On ne parlait pas vraiment de Suisse au XVIe siècle, mais de Confédérés fonctionnant en un système d’alliances fermées où se distinguaient des cantons et des territoires alliés dont les finalités politiques et économiques étaient différentes. Cet ensemble se composait de treize cantons, six cantons sans ville importante (Uri, Unterwald, Schwytz, Glaris, Zoug et Appenzell) et sept cantons / villes territoires (Zurich, Lucerne, Berne, Bâle, Fribourg, Soleure et Schaffhouse) ; quinze alliés souverains dont Saint-Gall, Genève, Neuchâtel, le Valais et les Grisons ; des baillages communs comme l’Argovie, la Thurgovie et le Tessin.

Les Confédérés forment un ensemble qui n’a pas de lien constitutionnel unique ou commun. Berne, Fribourg et Zurich montent en puissance depuis la fin du 15e siècle. Les Confédérés sortent victorieux des guerres les opposant au duché de Bourgogne. En 1499, ils obtiennent leur indépendance vis-à-vis de l’Empire de Charles Quint. En 1516, ils signent le traité de paix perpétuelle avec la France (toujours en vigueur). En 1526, Genève signe l’Alliance ou la Combourgeoisie de Berne-Fribourg-Genève.

La Savoie se détournant de la France pour s’allier à Charles Quint, Berne, alliée de la France, n’a plus besoin de ménager le duc Charles II de Savoie. En 1536, les Bernois occupent un territoire recouvrant l’actuel canton de Vaud, une partie du Chablais et le Pays de Gex. Ils mènent une campagne éclair pour porter assistance à leur alliée, Genève, contre le duc de Savoie.

La Suisse en 1515.
La Suisse en 1515.
La Suisse en 1536.
La Suisse en 1536.

Premiers signes de la Réforme

Lorsqu’on parle de la Réforme en Suisse, on à tendance à penser tout de suite à  Guillaume Farel, Jean Calvin et Genève. Pourtant, l’arrivée de ce dernier dans la cité du bout du lac ne tient qu’au hasard d’une route barrée par la guerre qui a modifié son itinéraire. Banni de Bâle en 1536, il se rend à Paris pour régler quelques affaires familiales avant de gagner Strasbourg, où il a l’intention de poursuivre ses études. A ce moment-là, il a déjà pris connaissance des écrits de Luther et élaboré sa propre doctrine.
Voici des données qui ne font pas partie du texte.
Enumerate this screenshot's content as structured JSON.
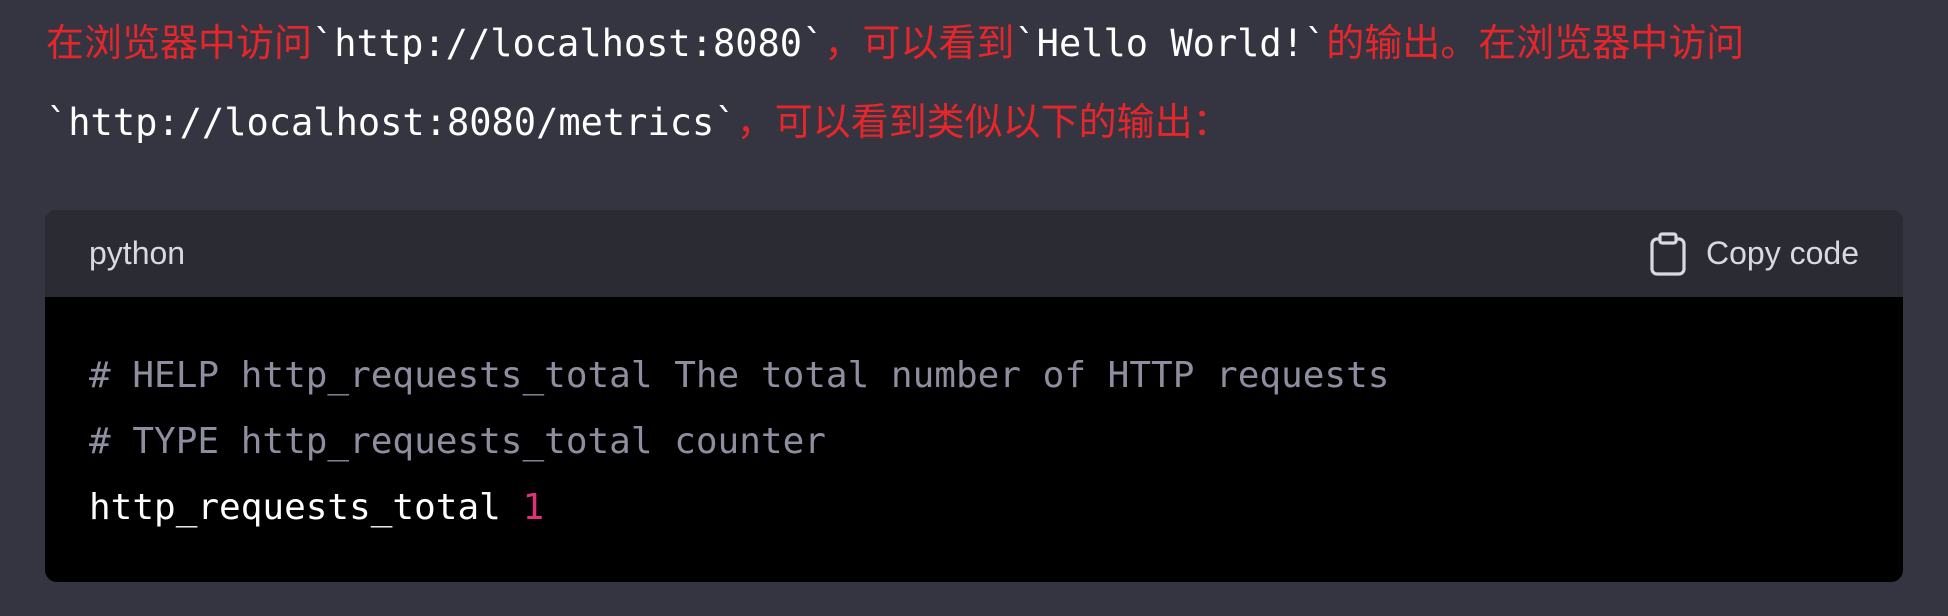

A Genève, un certain Guillaume Farel l’exhorte à rester et lui demande de l’aider à asseoir la nouvelle Foi dans la cité. Il va même jusqu’à menacer Calvin. Effaré, ce dernier craint une nouvelle persécution et répond positivement à la requête de Farel. Mais bien avant cela, la Réforme avait été introduite à Zurich par un certain Ulrich Zwingli en 1524, puis à Berne dès 1528. Petit retour dans le temps.

Qui était Ulrich Zwingli ?

Ulrich Zwingli.
Ulrich Zwingli.

Ulrich Zwingli (1484-1531) est issu d’une famille de paysans aisés. Après une formation humaniste à Vienne, Berne et Bâle, il est ordonné prêtre à Glaris en 1506. Grand admirateur d’Erasme, il traduit la Bible en allemand: ce sera la toute première édition à proposer tout l’Ancien Testament dans cette langue.

Lors des guerres du Piémont, Zwingli accompagne un contingent de 150 mercenaires suisses en tant qu’aumônier. Son engagement auprès des milices ainsi que les victoires de ces soldats décident le pape Jules II à lui allouer une rente annuelle de 50 pièces d’or en reconnaissance des services rendus. Malheureusement, la chance tourne : à la bataille de Marignan, en 1515, plus de 20’000 soldats confédérés sont massacrés. Zwingli quitte l’aumônerie militaire.

Après un passage à l’abbaye d’Einsiedeln en tant qu’aumônier, il rencontre Erasme  l’année suivante. Cette rencontre marque profondément sa sensibilité humaniste. Il est nommé prêtre à Zurich. Son besoin d’un retour à la pureté originelle de l’Evangile le pousse à ne plus prêcher chaque dimanche les passages de la Bible envoyés par Rome, mais à suivre le texte biblique tel qu’il se présente. Pour Zwingli, les Ecritures sont le fondement de la foi.

Il écrit 67 thèses qu’il défend devant les autorités de la ville. Elles se laissent convaincre de la justesse de la nouvelle Foi, y voyant un moyen d’asseoir leur affranchissement politique et spirituel vis-à-vis de Rome. Zwingli est nommé prédicateur à la cathédrale de Zurich.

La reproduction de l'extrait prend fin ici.